Kurt Weill (kŏŏrt´ vīl), 1900–1950, German-American composer, b. Dessau, studied with Humperdinck and Busoni in Berlin. He first became known with the production of two short satirical surrealist operas, Der Protagonist (1926) and Der Zar lässt sich photographieren [the czar has himself photographed] (1928). More popular than these, however, was his melodious Dreigroschenoper (1928), a modern version of John Gay's Beggar's Opera, with book by Bertolt Brecht. It was a great success, running for more than 400 performances and later appearing throughout Europe. Translated and adapted by Marc Blitzstein as The Threepenny Opera, it was first produced in New York City in 1933; revived in 1954, it ran for more than six years and has become one of the classics of the musical stage. Brecht was also the librettist of Weill's satiric opera Aufstieg und Fall der Stadt Mahagonny (Rise and Fall of the City Mahagonny, 1927; rev. and expanded 1930). The two also collaborated in the ballet chanté The Seven Deadly Sins (1933), choreographed by George Balanchine. All these works were condemned as decadent by the rising followers of Hitler, and, in 1933, Weill left Germany for France.
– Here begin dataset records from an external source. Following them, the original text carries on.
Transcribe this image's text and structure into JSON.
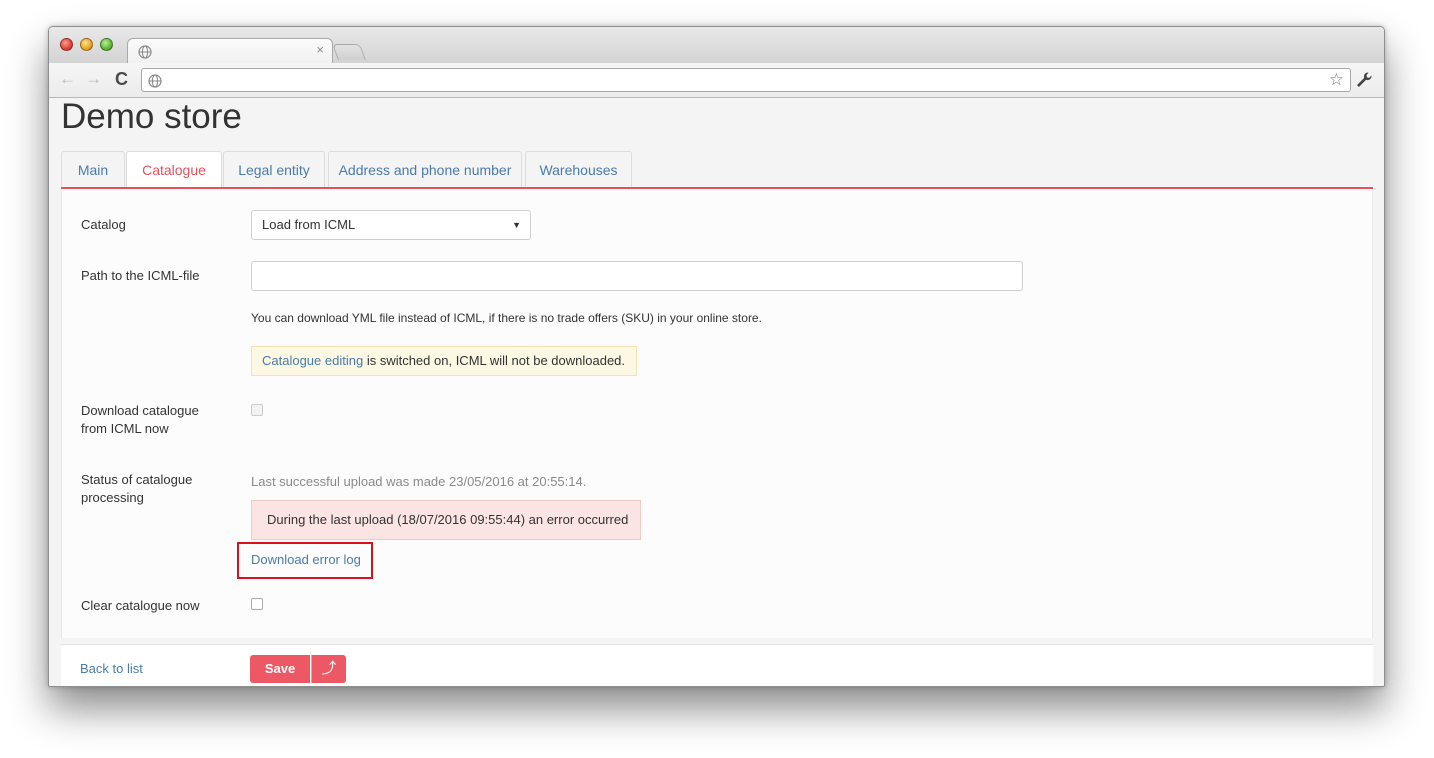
{
  "browser": {
    "tab_close": "×",
    "url": ""
  },
  "page": {
    "title": "Demo store"
  },
  "tabs": [
    {
      "label": "Main"
    },
    {
      "label": "Catalogue"
    },
    {
      "label": "Legal entity"
    },
    {
      "label": "Address and phone number"
    },
    {
      "label": "Warehouses"
    }
  ],
  "active_tab": "Catalogue",
  "form": {
    "catalog_label": "Catalog",
    "catalog_value": "Load from ICML",
    "path_label": "Path to the ICML-file",
    "path_value": "",
    "hint": "You can download YML file instead of ICML, if there is no trade offers (SKU) in your online store.",
    "warning_link": "Catalogue editing",
    "warning_text": " is switched on, ICML will not be downloaded.",
    "download_now_label_1": "Download catalogue",
    "download_now_label_2": "from ICML now",
    "status_label_1": "Status of catalogue",
    "status_label_2": "processing",
    "last_upload": "Last successful upload was made 23/05/2016 at 20:55:14.",
    "error_message": "During the last upload (18/07/2016 09:55:44) an error occurred",
    "download_error_log": "Download error log",
    "clear_label": "Clear catalogue now"
  },
  "footer": {
    "back_link": "Back to list",
    "save_label": "Save",
    "save_up_icon": "⤴"
  },
  "colors": {
    "accent": "#e8505b",
    "link": "#4a7bab",
    "highlight": "#d9101d"
  }
}
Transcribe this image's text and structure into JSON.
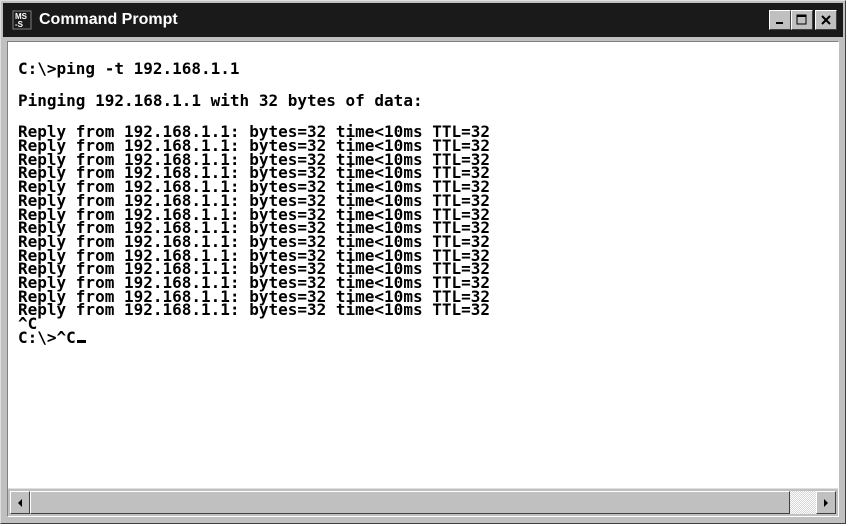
{
  "window": {
    "title": "Command Prompt",
    "titlebar_color": "#1a1a1a",
    "icon": "ms-dos-icon",
    "controls": [
      "minimize-icon",
      "maximize-icon",
      "close-icon"
    ]
  },
  "console": {
    "lines": [
      "C:\\>ping -t 192.168.1.1",
      "",
      "Pinging 192.168.1.1 with 32 bytes of data:",
      "",
      "Reply from 192.168.1.1: bytes=32 time<10ms TTL=32",
      "Reply from 192.168.1.1: bytes=32 time<10ms TTL=32",
      "Reply from 192.168.1.1: bytes=32 time<10ms TTL=32",
      "Reply from 192.168.1.1: bytes=32 time<10ms TTL=32",
      "Reply from 192.168.1.1: bytes=32 time<10ms TTL=32",
      "Reply from 192.168.1.1: bytes=32 time<10ms TTL=32",
      "Reply from 192.168.1.1: bytes=32 time<10ms TTL=32",
      "Reply from 192.168.1.1: bytes=32 time<10ms TTL=32",
      "Reply from 192.168.1.1: bytes=32 time<10ms TTL=32",
      "Reply from 192.168.1.1: bytes=32 time<10ms TTL=32",
      "Reply from 192.168.1.1: bytes=32 time<10ms TTL=32",
      "Reply from 192.168.1.1: bytes=32 time<10ms TTL=32",
      "Reply from 192.168.1.1: bytes=32 time<10ms TTL=32",
      "Reply from 192.168.1.1: bytes=32 time<10ms TTL=32",
      "^C",
      "C:\\>^C"
    ],
    "text_color": "#000000",
    "background_color": "#ffffff"
  },
  "scrollbar": {
    "left_arrow": "arrow-left-icon",
    "right_arrow": "arrow-right-icon"
  }
}
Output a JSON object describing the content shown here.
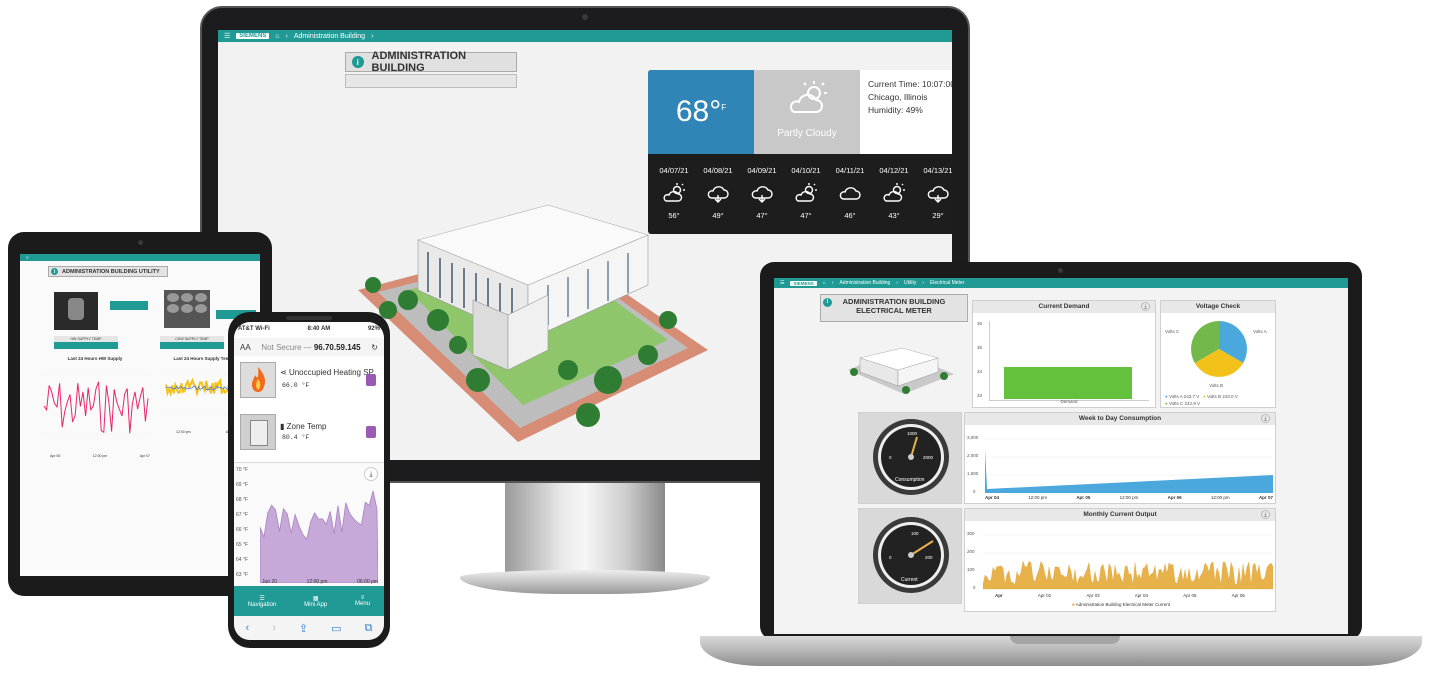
{
  "monitor": {
    "topbar": {
      "brand": "SIEMENS",
      "breadcrumb": "Administration Building"
    },
    "title": "ADMINISTRATION BUILDING",
    "weather": {
      "temp": "68°",
      "temp_unit": "F",
      "condition": "Partly Cloudy",
      "current_time": "Current Time: 10:07:00",
      "location": "Chicago, Illinois",
      "humidity": "Humidity: 49%",
      "forecast": [
        {
          "date": "04/07/21",
          "icon": "partly-cloudy-icon",
          "temp": "56°"
        },
        {
          "date": "04/08/21",
          "icon": "rain-cloud-icon",
          "temp": "49°"
        },
        {
          "date": "04/09/21",
          "icon": "rain-cloud-icon",
          "temp": "47°"
        },
        {
          "date": "04/10/21",
          "icon": "partly-cloudy-icon",
          "temp": "47°"
        },
        {
          "date": "04/11/21",
          "icon": "cloud-icon",
          "temp": "46°"
        },
        {
          "date": "04/12/21",
          "icon": "partly-cloudy-icon",
          "temp": "43°"
        },
        {
          "date": "04/13/21",
          "icon": "rain-cloud-icon",
          "temp": "29°"
        }
      ]
    }
  },
  "tablet": {
    "title": "ADMINISTRATION BUILDING UTILITY",
    "supply_left": "HW SUPPLY TEMP",
    "supply_right": "CHW SUPPLY TEMP",
    "chart_left_title": "Last 24 Hours HW Supply",
    "chart_right_title": "Last 24 Hours Supply Temp vs 7",
    "x_left": [
      "Apr 06",
      "12:00 pm",
      "Apr 07"
    ],
    "x_right": [
      "12:00 pm",
      "Apr 07"
    ]
  },
  "phone": {
    "status": {
      "carrier": "AT&T Wi-Fi",
      "time": "8:40 AM",
      "battery": "92%"
    },
    "address": {
      "size": "AA",
      "prefix": "Not Secure — ",
      "url": "96.70.59.145"
    },
    "points": [
      {
        "name": "Unoccupied Heating SP",
        "value": "66.0 °F"
      },
      {
        "name": "Zone Temp",
        "value": "80.4 °F"
      }
    ],
    "y_labels": [
      "70 °F",
      "69 °F",
      "68 °F",
      "67 °F",
      "66 °F",
      "65 °F",
      "64 °F",
      "63 °F"
    ],
    "x_labels": [
      "Jun 20",
      "12:00 pm",
      "06:00 pm"
    ],
    "nav": [
      "Navigation",
      "Mini App",
      "Menu"
    ]
  },
  "laptop": {
    "topbar": {
      "brand": "SIEMENS",
      "crumbs": [
        "Administration Building",
        "Utility",
        "Electrical Meter"
      ]
    },
    "title_line1": "ADMINISTRATION BUILDING",
    "title_line2": "ELECTRICAL METER",
    "current_demand": {
      "title": "Current Demand",
      "y": [
        "36",
        "35",
        "34",
        "33"
      ],
      "bar_label": "Demand"
    },
    "voltage": {
      "title": "Voltage Check",
      "labels": [
        "Volts C",
        "Volts A",
        "Volts B"
      ],
      "legend": [
        "Volts A 243.7 V",
        "Volts B 243.0 V",
        "Volts C 242.9 V"
      ]
    },
    "gauge1": {
      "label": "Consumption",
      "ticks": [
        "0",
        "1000",
        "2000"
      ]
    },
    "gauge2": {
      "label": "Current",
      "ticks": [
        "0",
        "100",
        "200"
      ]
    },
    "week": {
      "title": "Week to Day Consumption",
      "y": [
        "3,000",
        "2,000",
        "1,000",
        "0"
      ],
      "x": [
        "Apr 04",
        "12:00 pm",
        "Apr 05",
        "12:00 pm",
        "Apr 06",
        "12:00 pm",
        "Apr 07"
      ]
    },
    "monthly": {
      "title": "Monthly Current Output",
      "y": [
        "300",
        "200",
        "100",
        "0"
      ],
      "x": [
        "Apr",
        "Apr 02",
        "Apr 03",
        "Apr 04",
        "Apr 05",
        "Apr 06"
      ],
      "legend": "Administration Building Electrical Meter Current"
    }
  },
  "colors": {
    "teal": "#1f9a94",
    "weather_blue": "#2f86b6",
    "demand_green": "#63c13c",
    "chart_blue": "#4aa8dc",
    "monthly_gold": "#e8b24a",
    "phone_purple": "#c6a8d9"
  }
}
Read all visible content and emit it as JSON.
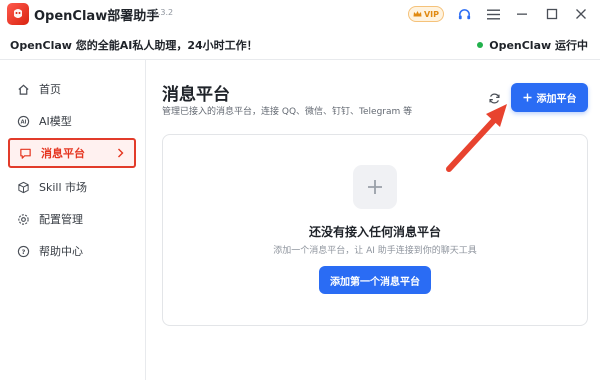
{
  "window": {
    "title": "OpenClaw部署助手",
    "version": "v1.3.2",
    "vip_label": "VIP",
    "icons": [
      "app-logo-icon",
      "crown-icon",
      "headset-icon",
      "menu-icon",
      "minimize-icon",
      "maximize-icon",
      "close-icon"
    ]
  },
  "subheader": {
    "tagline": "OpenClaw 您的全能AI私人助理，24小时工作！",
    "status_text": "OpenClaw 运行中",
    "status_color": "#22b14c"
  },
  "sidebar": {
    "items": [
      {
        "label": "首页",
        "icon": "home-icon"
      },
      {
        "label": "AI模型",
        "icon": "ai-icon"
      },
      {
        "label": "消息平台",
        "icon": "message-icon",
        "active": true
      },
      {
        "label": "Skill 市场",
        "icon": "cube-icon"
      },
      {
        "label": "配置管理",
        "icon": "gear-icon"
      },
      {
        "label": "帮助中心",
        "icon": "help-icon"
      }
    ]
  },
  "main": {
    "title": "消息平台",
    "description": "管理已接入的消息平台，连接 QQ、微信、钉钉、Telegram 等",
    "add_button": "添加平台",
    "empty": {
      "title": "还没有接入任何消息平台",
      "description": "添加一个消息平台，让 AI 助手连接到你的聊天工具",
      "button": "添加第一个消息平台"
    }
  },
  "colors": {
    "accent": "#2a6cf4",
    "active_red": "#e5341f",
    "annotation": "#e8432f"
  }
}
In 1935 he emigrated to the United States, where he began writing sophisticated musicals, the most notable being Johnny Johnson (1936), Knickerbocker Holiday (1938; written with Maxwell Anderson), Lady in the Dark (1941), and One Touch of Venus (1943; written with Ogden Nash). In these works Weill employed with great facility advanced techniques, including multiple rhythms and polytonality, combined with the idiom of American popular music and jazz. His last works, in a more serious vein, included Street Scene (1947), Down in the Valley (1948), and Lost in the Stars (1949; written with Maxwell Anderson). His wife, the singer Lotte Lenya, played many of the leading roles in his works and was his defining interpreter. Weill also wrote some instrumental works; a cantata, Lindbergh's Flight (1929); and The Eternal Road (1934), a pageant of Jewish history originally composed in German with text by Franz Werfel. Weill became a U.S. citizen in 1943.
See the letters of Kurt Weill and Lotte Lenya, ed. by L. Symonette (1997); biography by R. Sanders (1980); E. Mordden, Love Song: The Lives of Kurt Weill and Lotte Lenya (2012); P. Katz, The Partnership: Brecht, Weill, Three Women, and Germany on the Brink (2015).